Police have shut down 347 shops selling rice wine and 36 producers in Kompong Chhnang province’s Kampong Leng district after 131 people became sick from drinking a tainted product and eight people died.

The Ministry of Commerce’s Department of Consumer Protection, Competition and Fraud Repression (CPCFR) said on December 1 the rice wine contained high levels of Methanol.

CPCFR’s officers worked in collaboration with police to check suspected sellers and producers in Teuk Phos district’s Chieb commune and eight other locations – three in Teuk Phos district and five in Kampong Tralach district.

The poisoning occurred at a November 28 funeral, but there have been more in the region.

“CPCFR’s officers collected 73 samples of rice wine to analyse at CPCFR’s, lab,” the CPCFR said in a report.

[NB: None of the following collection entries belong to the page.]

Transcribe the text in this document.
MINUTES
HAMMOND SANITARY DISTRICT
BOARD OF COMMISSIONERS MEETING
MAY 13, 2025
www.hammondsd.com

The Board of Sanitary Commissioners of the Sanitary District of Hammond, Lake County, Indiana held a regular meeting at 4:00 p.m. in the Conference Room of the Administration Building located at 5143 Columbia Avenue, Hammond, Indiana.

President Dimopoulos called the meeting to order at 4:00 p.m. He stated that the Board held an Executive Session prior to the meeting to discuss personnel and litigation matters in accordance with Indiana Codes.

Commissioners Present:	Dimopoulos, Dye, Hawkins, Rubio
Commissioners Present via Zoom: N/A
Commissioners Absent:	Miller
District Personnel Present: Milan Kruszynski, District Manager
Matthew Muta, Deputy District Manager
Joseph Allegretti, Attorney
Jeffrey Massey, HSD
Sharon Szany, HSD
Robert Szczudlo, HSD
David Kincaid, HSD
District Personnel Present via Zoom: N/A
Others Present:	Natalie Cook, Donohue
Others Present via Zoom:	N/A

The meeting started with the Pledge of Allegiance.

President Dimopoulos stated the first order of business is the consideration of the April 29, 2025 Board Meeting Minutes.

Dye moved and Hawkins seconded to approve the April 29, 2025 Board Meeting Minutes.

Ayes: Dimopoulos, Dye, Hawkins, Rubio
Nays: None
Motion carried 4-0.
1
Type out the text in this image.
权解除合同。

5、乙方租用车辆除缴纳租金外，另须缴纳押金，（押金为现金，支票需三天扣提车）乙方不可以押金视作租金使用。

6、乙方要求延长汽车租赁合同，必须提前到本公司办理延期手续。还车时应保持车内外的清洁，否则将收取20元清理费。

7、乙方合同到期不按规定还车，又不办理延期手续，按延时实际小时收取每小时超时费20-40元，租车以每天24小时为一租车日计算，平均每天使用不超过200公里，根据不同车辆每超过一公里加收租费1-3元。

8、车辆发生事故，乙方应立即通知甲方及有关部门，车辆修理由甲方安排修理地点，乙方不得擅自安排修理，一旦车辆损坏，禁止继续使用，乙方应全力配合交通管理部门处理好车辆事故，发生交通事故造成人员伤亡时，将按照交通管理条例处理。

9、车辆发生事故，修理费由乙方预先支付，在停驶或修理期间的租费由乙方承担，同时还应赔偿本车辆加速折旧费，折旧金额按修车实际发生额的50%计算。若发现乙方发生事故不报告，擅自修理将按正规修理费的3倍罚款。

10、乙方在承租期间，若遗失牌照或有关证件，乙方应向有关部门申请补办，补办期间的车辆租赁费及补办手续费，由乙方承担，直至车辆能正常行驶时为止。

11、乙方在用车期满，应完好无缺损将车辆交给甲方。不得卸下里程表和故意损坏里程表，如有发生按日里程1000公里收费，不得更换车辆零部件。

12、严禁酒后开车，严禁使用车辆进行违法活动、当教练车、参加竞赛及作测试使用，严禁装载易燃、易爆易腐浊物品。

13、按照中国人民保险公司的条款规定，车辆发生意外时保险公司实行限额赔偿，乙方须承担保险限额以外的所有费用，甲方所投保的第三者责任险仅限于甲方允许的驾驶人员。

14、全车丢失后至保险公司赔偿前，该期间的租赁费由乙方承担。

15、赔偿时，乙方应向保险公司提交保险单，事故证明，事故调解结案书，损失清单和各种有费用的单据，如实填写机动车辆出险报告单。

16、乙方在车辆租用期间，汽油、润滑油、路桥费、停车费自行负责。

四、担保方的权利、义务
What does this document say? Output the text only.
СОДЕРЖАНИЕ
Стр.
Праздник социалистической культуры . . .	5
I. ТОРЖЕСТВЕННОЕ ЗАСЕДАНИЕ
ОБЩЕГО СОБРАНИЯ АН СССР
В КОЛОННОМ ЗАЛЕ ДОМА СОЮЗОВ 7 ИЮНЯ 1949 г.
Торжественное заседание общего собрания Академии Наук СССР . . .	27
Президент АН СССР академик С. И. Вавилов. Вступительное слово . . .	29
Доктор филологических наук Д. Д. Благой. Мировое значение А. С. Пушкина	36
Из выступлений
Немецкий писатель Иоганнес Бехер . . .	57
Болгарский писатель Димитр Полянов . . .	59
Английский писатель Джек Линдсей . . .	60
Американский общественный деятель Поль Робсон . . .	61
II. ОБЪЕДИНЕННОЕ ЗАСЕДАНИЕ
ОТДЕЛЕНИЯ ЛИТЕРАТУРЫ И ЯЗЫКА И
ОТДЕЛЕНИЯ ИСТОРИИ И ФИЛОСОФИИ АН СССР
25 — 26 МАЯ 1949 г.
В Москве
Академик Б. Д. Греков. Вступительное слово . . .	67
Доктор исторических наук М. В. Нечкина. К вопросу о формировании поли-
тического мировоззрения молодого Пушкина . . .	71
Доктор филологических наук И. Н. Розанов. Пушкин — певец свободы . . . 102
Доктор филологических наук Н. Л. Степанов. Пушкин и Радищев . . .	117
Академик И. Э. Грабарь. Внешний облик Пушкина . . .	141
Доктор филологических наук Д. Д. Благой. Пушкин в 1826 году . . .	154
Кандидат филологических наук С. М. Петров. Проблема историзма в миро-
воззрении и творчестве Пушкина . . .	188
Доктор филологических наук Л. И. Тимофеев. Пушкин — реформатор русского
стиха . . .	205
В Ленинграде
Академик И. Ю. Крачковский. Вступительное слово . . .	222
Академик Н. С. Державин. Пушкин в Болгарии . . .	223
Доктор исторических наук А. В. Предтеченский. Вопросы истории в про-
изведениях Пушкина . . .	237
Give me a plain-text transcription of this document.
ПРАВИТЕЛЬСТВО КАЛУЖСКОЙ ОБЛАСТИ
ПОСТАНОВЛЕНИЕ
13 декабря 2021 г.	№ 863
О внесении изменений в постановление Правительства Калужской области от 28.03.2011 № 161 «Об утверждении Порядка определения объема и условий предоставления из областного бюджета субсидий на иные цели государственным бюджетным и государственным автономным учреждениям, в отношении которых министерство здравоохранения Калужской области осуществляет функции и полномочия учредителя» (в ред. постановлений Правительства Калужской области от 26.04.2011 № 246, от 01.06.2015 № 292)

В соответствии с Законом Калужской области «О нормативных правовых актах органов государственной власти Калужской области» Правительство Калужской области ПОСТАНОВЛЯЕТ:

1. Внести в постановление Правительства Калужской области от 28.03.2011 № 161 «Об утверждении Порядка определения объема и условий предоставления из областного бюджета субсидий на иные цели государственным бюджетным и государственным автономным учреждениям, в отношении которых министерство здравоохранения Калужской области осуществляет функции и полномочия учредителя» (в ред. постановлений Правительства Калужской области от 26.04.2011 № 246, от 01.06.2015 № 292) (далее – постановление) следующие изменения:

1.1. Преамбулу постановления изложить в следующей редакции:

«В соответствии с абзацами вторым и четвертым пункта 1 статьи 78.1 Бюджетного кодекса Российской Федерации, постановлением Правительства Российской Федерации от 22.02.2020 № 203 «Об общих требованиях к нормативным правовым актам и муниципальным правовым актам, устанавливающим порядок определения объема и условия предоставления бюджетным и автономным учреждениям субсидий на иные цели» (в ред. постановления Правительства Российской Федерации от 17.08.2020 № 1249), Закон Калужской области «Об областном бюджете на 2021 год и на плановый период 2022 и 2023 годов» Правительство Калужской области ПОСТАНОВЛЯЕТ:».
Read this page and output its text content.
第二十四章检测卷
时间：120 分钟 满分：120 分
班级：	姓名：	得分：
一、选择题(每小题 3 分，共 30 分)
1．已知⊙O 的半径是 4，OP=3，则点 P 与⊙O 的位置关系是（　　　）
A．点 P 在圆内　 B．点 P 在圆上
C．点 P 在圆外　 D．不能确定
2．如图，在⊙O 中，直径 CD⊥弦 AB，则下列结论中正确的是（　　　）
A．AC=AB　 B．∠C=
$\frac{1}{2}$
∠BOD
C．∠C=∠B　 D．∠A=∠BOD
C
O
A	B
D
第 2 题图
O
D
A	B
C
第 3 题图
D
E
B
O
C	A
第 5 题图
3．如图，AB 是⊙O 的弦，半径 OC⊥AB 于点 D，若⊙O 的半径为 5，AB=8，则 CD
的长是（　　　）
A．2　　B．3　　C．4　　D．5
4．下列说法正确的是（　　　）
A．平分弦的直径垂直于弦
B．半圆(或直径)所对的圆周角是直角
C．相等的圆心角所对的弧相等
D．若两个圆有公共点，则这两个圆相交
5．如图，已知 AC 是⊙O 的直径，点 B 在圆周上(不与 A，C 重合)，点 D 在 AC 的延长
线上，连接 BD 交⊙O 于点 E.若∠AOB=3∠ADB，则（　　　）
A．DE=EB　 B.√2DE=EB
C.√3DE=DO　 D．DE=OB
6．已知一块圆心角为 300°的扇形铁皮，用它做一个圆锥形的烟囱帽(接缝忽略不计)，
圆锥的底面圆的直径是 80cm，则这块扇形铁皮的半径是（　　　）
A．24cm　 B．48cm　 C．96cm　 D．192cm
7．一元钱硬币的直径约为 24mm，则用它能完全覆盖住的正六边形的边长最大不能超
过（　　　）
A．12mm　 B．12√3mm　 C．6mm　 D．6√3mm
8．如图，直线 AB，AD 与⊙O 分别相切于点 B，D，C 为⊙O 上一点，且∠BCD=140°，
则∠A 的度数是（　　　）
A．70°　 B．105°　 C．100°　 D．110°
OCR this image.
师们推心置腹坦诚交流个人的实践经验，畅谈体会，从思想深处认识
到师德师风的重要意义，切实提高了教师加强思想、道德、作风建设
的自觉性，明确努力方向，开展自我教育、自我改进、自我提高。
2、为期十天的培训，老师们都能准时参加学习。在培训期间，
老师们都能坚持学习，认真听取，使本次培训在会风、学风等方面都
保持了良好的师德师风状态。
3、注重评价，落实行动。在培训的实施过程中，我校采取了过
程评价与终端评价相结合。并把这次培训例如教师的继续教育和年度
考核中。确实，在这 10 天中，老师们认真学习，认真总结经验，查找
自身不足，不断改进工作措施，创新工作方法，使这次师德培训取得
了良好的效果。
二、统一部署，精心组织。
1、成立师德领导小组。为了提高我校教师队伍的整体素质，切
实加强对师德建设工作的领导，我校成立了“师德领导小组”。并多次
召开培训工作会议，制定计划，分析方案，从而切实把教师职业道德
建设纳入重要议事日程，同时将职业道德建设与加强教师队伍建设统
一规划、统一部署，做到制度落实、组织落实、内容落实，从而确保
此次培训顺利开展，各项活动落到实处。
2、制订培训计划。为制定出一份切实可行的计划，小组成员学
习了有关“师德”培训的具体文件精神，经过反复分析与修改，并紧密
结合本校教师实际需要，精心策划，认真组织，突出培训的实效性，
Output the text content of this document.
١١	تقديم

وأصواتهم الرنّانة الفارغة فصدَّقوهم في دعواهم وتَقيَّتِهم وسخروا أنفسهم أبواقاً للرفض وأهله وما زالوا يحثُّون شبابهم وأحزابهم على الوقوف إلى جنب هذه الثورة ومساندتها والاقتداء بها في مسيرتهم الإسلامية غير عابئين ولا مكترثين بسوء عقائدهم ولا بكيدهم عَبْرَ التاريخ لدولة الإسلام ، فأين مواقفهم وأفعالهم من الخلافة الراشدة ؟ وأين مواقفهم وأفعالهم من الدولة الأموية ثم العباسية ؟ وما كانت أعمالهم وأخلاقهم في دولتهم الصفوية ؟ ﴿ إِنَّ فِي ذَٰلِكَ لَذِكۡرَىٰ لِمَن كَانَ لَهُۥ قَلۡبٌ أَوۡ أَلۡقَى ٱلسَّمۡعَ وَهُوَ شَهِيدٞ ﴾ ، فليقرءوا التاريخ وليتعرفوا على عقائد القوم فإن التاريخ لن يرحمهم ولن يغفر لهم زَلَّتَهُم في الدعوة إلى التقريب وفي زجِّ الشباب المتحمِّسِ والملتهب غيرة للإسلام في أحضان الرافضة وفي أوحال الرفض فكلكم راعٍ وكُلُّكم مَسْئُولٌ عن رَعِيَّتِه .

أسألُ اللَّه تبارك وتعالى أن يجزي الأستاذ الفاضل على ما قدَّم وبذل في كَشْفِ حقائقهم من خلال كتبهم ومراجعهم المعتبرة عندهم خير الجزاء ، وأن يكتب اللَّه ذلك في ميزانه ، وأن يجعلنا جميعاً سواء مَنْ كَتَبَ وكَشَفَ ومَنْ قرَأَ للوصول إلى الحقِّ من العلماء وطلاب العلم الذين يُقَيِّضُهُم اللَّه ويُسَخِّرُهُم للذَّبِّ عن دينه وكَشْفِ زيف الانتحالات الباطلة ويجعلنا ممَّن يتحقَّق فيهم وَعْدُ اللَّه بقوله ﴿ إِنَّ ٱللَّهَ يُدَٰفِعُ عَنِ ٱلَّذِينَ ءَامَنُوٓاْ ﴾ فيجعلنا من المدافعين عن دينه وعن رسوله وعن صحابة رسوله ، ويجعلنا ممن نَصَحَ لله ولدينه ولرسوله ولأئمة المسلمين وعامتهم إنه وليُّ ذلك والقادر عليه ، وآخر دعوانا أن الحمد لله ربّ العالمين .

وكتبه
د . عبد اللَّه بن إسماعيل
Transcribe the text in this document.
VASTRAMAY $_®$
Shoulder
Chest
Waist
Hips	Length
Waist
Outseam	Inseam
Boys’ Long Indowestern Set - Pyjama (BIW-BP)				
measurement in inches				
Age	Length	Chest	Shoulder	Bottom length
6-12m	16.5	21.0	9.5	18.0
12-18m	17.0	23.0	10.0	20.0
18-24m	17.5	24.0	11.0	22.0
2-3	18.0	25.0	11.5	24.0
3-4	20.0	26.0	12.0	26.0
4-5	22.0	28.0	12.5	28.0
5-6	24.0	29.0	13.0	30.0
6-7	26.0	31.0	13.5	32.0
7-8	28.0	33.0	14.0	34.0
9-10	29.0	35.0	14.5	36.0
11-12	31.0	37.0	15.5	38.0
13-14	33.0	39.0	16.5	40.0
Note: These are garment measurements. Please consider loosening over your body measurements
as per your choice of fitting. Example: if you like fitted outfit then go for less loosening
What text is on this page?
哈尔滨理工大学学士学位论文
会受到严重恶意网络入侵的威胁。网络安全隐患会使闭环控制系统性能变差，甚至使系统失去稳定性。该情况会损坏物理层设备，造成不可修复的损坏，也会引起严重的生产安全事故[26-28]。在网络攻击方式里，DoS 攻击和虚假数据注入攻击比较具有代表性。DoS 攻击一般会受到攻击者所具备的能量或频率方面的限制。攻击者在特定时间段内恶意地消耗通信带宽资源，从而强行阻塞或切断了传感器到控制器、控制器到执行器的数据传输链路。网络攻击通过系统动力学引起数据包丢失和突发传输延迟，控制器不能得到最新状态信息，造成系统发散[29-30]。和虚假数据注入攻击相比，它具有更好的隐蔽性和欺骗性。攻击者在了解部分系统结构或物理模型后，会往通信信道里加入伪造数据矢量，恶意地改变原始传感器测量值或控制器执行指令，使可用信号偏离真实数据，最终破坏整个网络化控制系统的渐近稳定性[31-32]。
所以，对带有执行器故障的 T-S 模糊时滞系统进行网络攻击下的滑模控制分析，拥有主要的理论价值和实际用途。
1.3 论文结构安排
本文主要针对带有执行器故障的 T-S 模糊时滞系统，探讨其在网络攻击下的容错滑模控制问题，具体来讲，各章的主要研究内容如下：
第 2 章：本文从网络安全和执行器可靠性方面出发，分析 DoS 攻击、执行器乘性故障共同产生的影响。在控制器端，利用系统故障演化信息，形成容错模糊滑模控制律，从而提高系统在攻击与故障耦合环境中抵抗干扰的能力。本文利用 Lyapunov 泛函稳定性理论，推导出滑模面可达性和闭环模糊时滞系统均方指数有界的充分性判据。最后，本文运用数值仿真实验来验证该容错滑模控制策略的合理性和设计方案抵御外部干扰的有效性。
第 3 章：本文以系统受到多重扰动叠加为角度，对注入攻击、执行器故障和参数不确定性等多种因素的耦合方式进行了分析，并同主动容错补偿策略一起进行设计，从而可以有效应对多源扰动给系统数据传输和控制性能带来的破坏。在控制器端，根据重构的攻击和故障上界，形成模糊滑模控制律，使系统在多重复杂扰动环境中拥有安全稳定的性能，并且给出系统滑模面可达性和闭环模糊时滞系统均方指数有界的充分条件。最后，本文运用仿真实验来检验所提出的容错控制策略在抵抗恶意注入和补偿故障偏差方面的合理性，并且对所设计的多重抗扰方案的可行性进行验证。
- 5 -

Sample testing shows the rice wine retrieved from Kampong Chhnang province contained high levels of methanol from 10.5 per cent to 17.25 per cent, which is above the legal level.

Kampong Leng district deputy police chief Seang Bunsan told The Post that 347 shops were told not sell anymore.

Police have not arrested anyone although one more person has died after drinking on his farm, the provincial Department of Health director Prak Vun said.

He said three people remained in serious condition at Calmette Hospital in Phnom Penh.

The CPCFR called on people to stop drinking alcohol with no proper benchmark or specific source because it is cause dangers.